A voz do Batista no
deserto sempre despertou consciências adormecidas, sempre desassossegou corações
que não se queriam acomodar, e criou sempre sintonia entre o que é
verdadeiramente humano e, por isso, profundamente divino.
[João Baptista, Caravaggio - Galleria nazionale d'arte antica, Roma +/- 1604
]
Para entrar no deserto é
preciso ‘desnudar-se’, e esse parece ser o primeiro desafio que Caravaggio
coloca a quem contempla esta pintura de João Batista. Desnudar-se aqui significa colocar de lado as muitas máscaras com
que às vezes vivemos e atrás das quais nos escondemos.
João é esta voz quotidiana
que não se cala e que apela a uma mudança profunda, radical (= a partir da raiz)
da vida, do coração, da inteligência. Os ‘modelos’ nas obras de Caravaggio não eram uma espécie de ‘eleitos fora da sociedade e da vida’ que acontecia
na diversidade de problemáticas e ofícios. Caravaggio sempre escolheu homens e
mulheres que viviam o quotidiano. Homens e mulheres que traziam inscrita na sua
história esta ‘dramaticidade feliz’ de quem vive por dentro, e no tempo, no
concreto, aquilo que são os desafios, a construção, a luta, a exigência…talvez
por isso o segundo grande desafio que nos faz este João é o de nos perguntarmos
com que empenho, com que ‘garra’ estamos a acolher, a viver e a partilhar o
nosso quotidiano. A fé não faz de nós ‘extraterrestres’, muito pelo contrário,
coloca-nos no coração da história e do mundo para aí, com a força da esperança
e a ‘criatividade do Amor’, sermos ‘motor de transformação (= conversão),
fomentadores de sonho e de futuro, companheiros de viagem.

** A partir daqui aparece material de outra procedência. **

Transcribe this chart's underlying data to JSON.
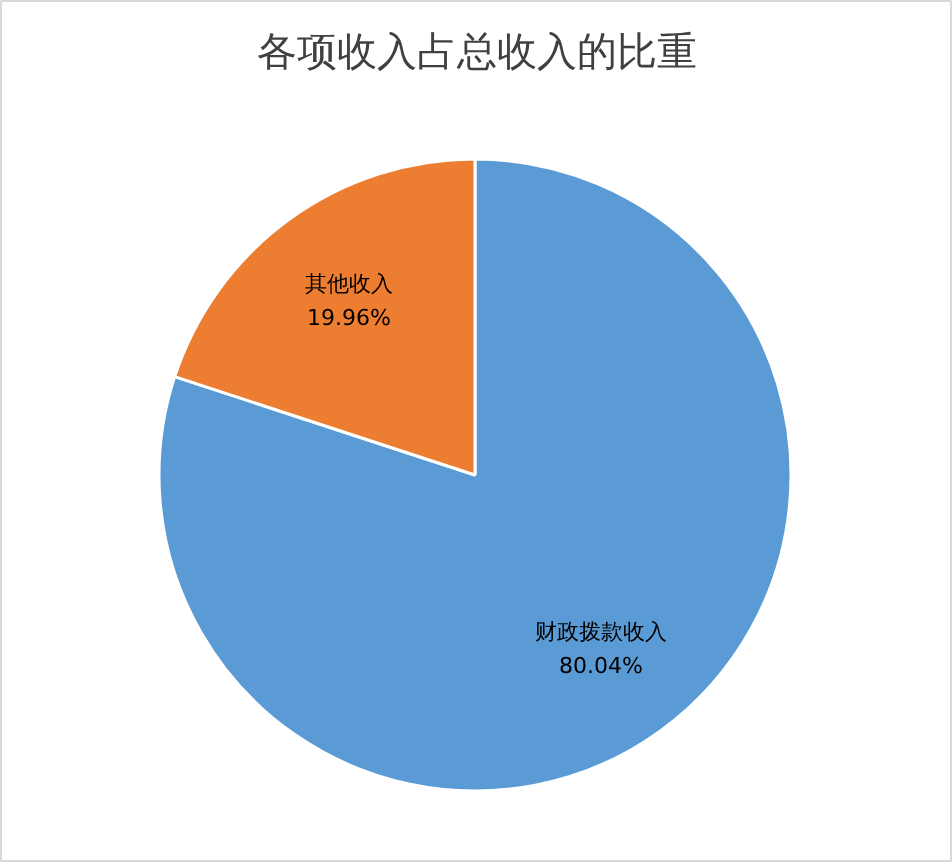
{
  "chart_data": {
    "type": "pie",
    "title": "各项收入占总收入的比重",
    "categories": [
      "财政拨款收入",
      "其他收入"
    ],
    "values": [
      80.04,
      19.96
    ],
    "value_labels": [
      "80.04%",
      "19.96%"
    ],
    "colors": [
      "#5b9bd5",
      "#ed7d31"
    ]
  }
}
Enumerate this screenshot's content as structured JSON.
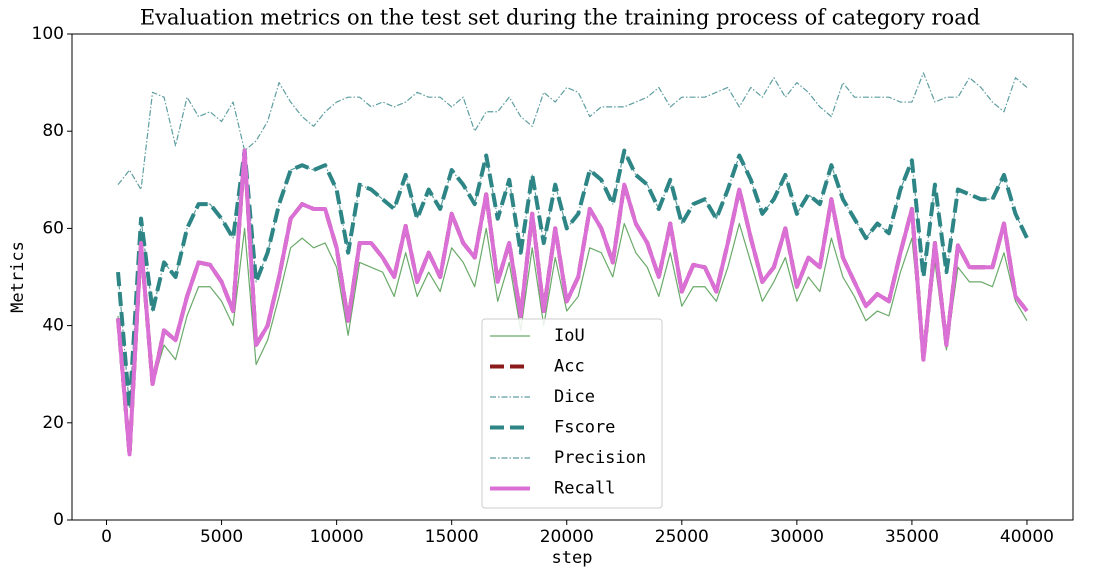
{
  "chart_data": {
    "type": "line",
    "title": "Evaluation metrics on the test set during the training process of category road",
    "xlabel": "step",
    "ylabel": "Metrics",
    "x": [
      500,
      1000,
      1500,
      2000,
      2500,
      3000,
      3500,
      4000,
      4500,
      5000,
      5500,
      6000,
      6500,
      7000,
      7500,
      8000,
      8500,
      9000,
      9500,
      10000,
      10500,
      11000,
      11500,
      12000,
      12500,
      13000,
      13500,
      14000,
      14500,
      15000,
      15500,
      16000,
      16500,
      17000,
      17500,
      18000,
      18500,
      19000,
      19500,
      20000,
      20500,
      21000,
      21500,
      22000,
      22500,
      23000,
      23500,
      24000,
      24500,
      25000,
      25500,
      26000,
      26500,
      27000,
      27500,
      28000,
      28500,
      29000,
      29500,
      30000,
      30500,
      31000,
      31500,
      32000,
      32500,
      33000,
      33500,
      34000,
      34500,
      35000,
      35500,
      36000,
      36500,
      37000,
      37500,
      38000,
      38500,
      39000,
      39500,
      40000
    ],
    "series": [
      {
        "name": "IoU",
        "color": "#6aaa6a",
        "linestyle": "solid",
        "linewidth": 1.2,
        "values": [
          42,
          14,
          55,
          28,
          36,
          33,
          42,
          48,
          48,
          45,
          40,
          60,
          32,
          37,
          46,
          56,
          58,
          56,
          57,
          52,
          38,
          53,
          52,
          51,
          46,
          55,
          46,
          51,
          47,
          56,
          53,
          48,
          60,
          45,
          53,
          39,
          56,
          40,
          54,
          43,
          46,
          56,
          55,
          50,
          61,
          55,
          52,
          46,
          55,
          44,
          48,
          48,
          45,
          52,
          61,
          53,
          45,
          49,
          54,
          45,
          50,
          47,
          58,
          50,
          46,
          41,
          43,
          42,
          51,
          58,
          34,
          53,
          35,
          52,
          49,
          49,
          48,
          55,
          45,
          41
        ]
      },
      {
        "name": "Acc",
        "color": "#8b1a1a",
        "linestyle": "dashed",
        "linewidth": 4,
        "values": [
          41.5,
          13.5,
          57,
          28,
          39,
          37,
          46,
          53,
          52.5,
          49,
          43,
          76,
          36,
          40,
          50,
          62,
          65,
          64,
          64,
          56,
          41,
          57,
          57,
          54,
          50,
          60.5,
          49,
          55,
          50,
          63,
          57,
          54,
          67,
          49,
          57,
          42,
          63,
          43,
          60,
          45,
          50,
          64,
          60,
          53,
          69,
          61,
          57,
          50,
          61,
          47,
          52.5,
          52,
          47,
          57,
          68,
          58,
          49,
          52,
          60,
          48,
          54,
          52,
          66,
          54,
          49,
          44,
          46.5,
          45,
          55,
          64,
          33,
          57,
          36,
          56.5,
          52,
          52,
          52,
          61,
          46,
          43
        ]
      },
      {
        "name": "Dice",
        "color": "#5f9ea0",
        "linestyle": "dashdot",
        "linewidth": 1.2,
        "values": [
          51,
          23,
          62,
          43,
          53,
          50,
          60,
          65,
          65,
          62,
          58,
          76,
          49,
          55,
          65,
          72,
          73,
          72,
          73,
          68,
          55,
          69,
          68,
          66,
          64,
          71,
          62,
          68,
          64,
          72,
          69,
          65,
          75,
          62,
          70,
          55,
          71,
          57,
          69,
          60,
          63,
          72,
          70,
          65,
          76,
          71,
          69,
          64,
          70,
          61,
          65,
          66,
          62,
          68,
          75,
          70,
          63,
          66,
          71,
          63,
          67,
          65,
          73,
          66,
          62,
          58,
          61,
          59,
          68,
          74,
          50,
          69,
          51,
          68,
          67,
          66,
          66,
          71,
          63,
          58
        ]
      },
      {
        "name": "Fscore",
        "color": "#2e8585",
        "linestyle": "dashed",
        "linewidth": 4,
        "values": [
          51,
          23,
          62,
          43,
          53,
          50,
          60,
          65,
          65,
          62,
          58,
          76,
          49,
          55,
          65,
          72,
          73,
          72,
          73,
          68,
          55,
          69,
          68,
          66,
          64,
          71,
          62,
          68,
          64,
          72,
          69,
          65,
          75,
          62,
          70,
          55,
          71,
          57,
          69,
          60,
          63,
          72,
          70,
          65,
          76,
          71,
          69,
          64,
          70,
          61,
          65,
          66,
          62,
          68,
          75,
          70,
          63,
          66,
          71,
          63,
          67,
          65,
          73,
          66,
          62,
          58,
          61,
          59,
          68,
          74,
          50,
          69,
          51,
          68,
          67,
          66,
          66,
          71,
          63,
          58
        ]
      },
      {
        "name": "Precision",
        "color": "#5f9ea0",
        "linestyle": "dashdot",
        "linewidth": 1.2,
        "values": [
          69,
          72,
          68,
          88,
          87,
          77,
          87,
          83,
          84,
          82,
          86,
          76,
          78,
          82,
          90,
          86,
          83,
          81,
          84,
          86,
          87,
          87,
          85,
          86,
          85,
          86,
          88,
          87,
          87,
          85,
          87,
          80,
          84,
          84,
          87,
          83,
          81,
          88,
          86,
          89,
          88,
          83,
          85,
          85,
          85,
          86,
          87,
          89,
          85,
          87,
          87,
          87,
          88,
          89,
          85,
          89,
          87,
          91,
          87,
          90,
          88,
          85,
          83,
          90,
          87,
          87,
          87,
          87,
          86,
          86,
          92,
          86,
          87,
          87,
          91,
          89,
          86,
          84,
          91,
          89
        ]
      },
      {
        "name": "Recall",
        "color": "#da70d6",
        "linestyle": "solid",
        "linewidth": 4,
        "values": [
          41.5,
          13.5,
          57,
          28,
          39,
          37,
          46,
          53,
          52.5,
          49,
          43,
          76,
          36,
          40,
          50,
          62,
          65,
          64,
          64,
          56,
          41,
          57,
          57,
          54,
          50,
          60.5,
          49,
          55,
          50,
          63,
          57,
          54,
          67,
          49,
          57,
          42,
          63,
          43,
          60,
          45,
          50,
          64,
          60,
          53,
          69,
          61,
          57,
          50,
          61,
          47,
          52.5,
          52,
          47,
          57,
          68,
          58,
          49,
          52,
          60,
          48,
          54,
          52,
          66,
          54,
          49,
          44,
          46.5,
          45,
          55,
          64,
          33,
          57,
          36,
          56.5,
          52,
          52,
          52,
          61,
          46,
          43
        ]
      }
    ],
    "xlim": [
      -1500,
      42000
    ],
    "xticks": [
      0,
      5000,
      10000,
      15000,
      20000,
      25000,
      30000,
      35000,
      40000
    ],
    "ylim": [
      0,
      100
    ],
    "yticks": [
      0,
      20,
      40,
      60,
      80,
      100
    ],
    "grid": false,
    "legend": "lower center"
  }
}
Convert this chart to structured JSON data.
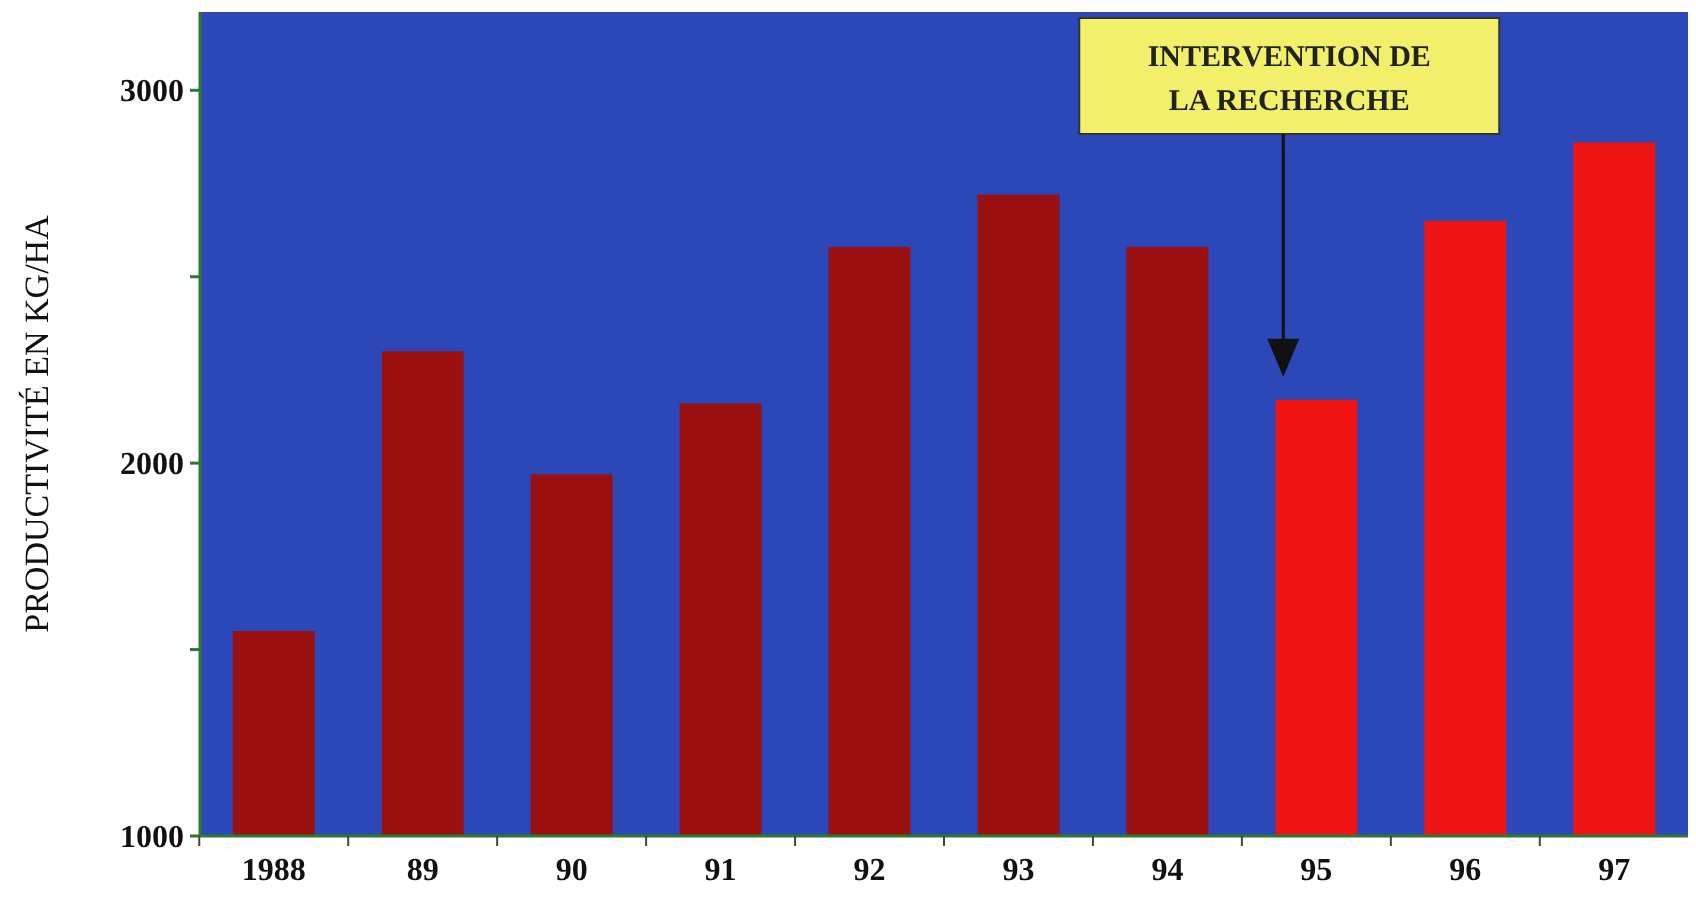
{
  "chart_data": {
    "type": "bar",
    "ylabel": "PRODUCTIVITÉ EN KG/HA",
    "categories": [
      "1988",
      "89",
      "90",
      "91",
      "92",
      "93",
      "94",
      "95",
      "96",
      "97"
    ],
    "values": [
      1550,
      2300,
      1970,
      2160,
      2580,
      2720,
      2580,
      2170,
      2650,
      2860
    ],
    "colors": [
      "#9a1010",
      "#9a1010",
      "#9a1010",
      "#9a1010",
      "#9a1010",
      "#9a1010",
      "#9a1010",
      "#ee1414",
      "#ee1414",
      "#ee1414"
    ],
    "ylim": [
      1000,
      3210
    ],
    "yticks": [
      1000,
      {
        "value": 1500,
        "label": null
      },
      2000,
      {
        "value": 2500,
        "label": null
      },
      3000
    ],
    "annotations": [
      "INTERVENTION DE\nLA RECHERCHE"
    ],
    "grid": false
  }
}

Contemplando mais atentamente este João, vemo-lo
também sem os seus atributos mais comuns: vestido das peles de camelo e a cruz
que habitualmente traz na mão. Caravaggio envolve este homem desnudado num manto vermelho, em contraste profundo
com a escuridão (= João não é a LUZ mas encaminha para ela), coloca-lhe nas
mãos uma cana (= o ‘poder’ deste
homem é o mesmo que veremos mais tarde no “Rei condenado e Crucificado”: o AMOR),
por detrás o tronco de um cipreste (=
sinal da sua condição mortal mas sempre apontando para o Alto, convidando a
deixar-se abraçar e envolver pela ETERNIDADE). Para nós, se quisermos
interpretar isto como um terceiro desafio, estes ‘sinais’ são indicações
preciosas para o nosso caminho de Advento: ‘Revestir-se de luz’, para vencer a
escuridão que pode haver em nós; Colocar de lado todas as tentações de poder,
que apenas nos blindam e não nos deixam ser próximos; Viver o tempo e a
história como um capítulo concreto da vida, que aqui começa, mas que vai para
além do horizonte, atravessa as coordenadas do tempo e se faz uma vida (e)terna.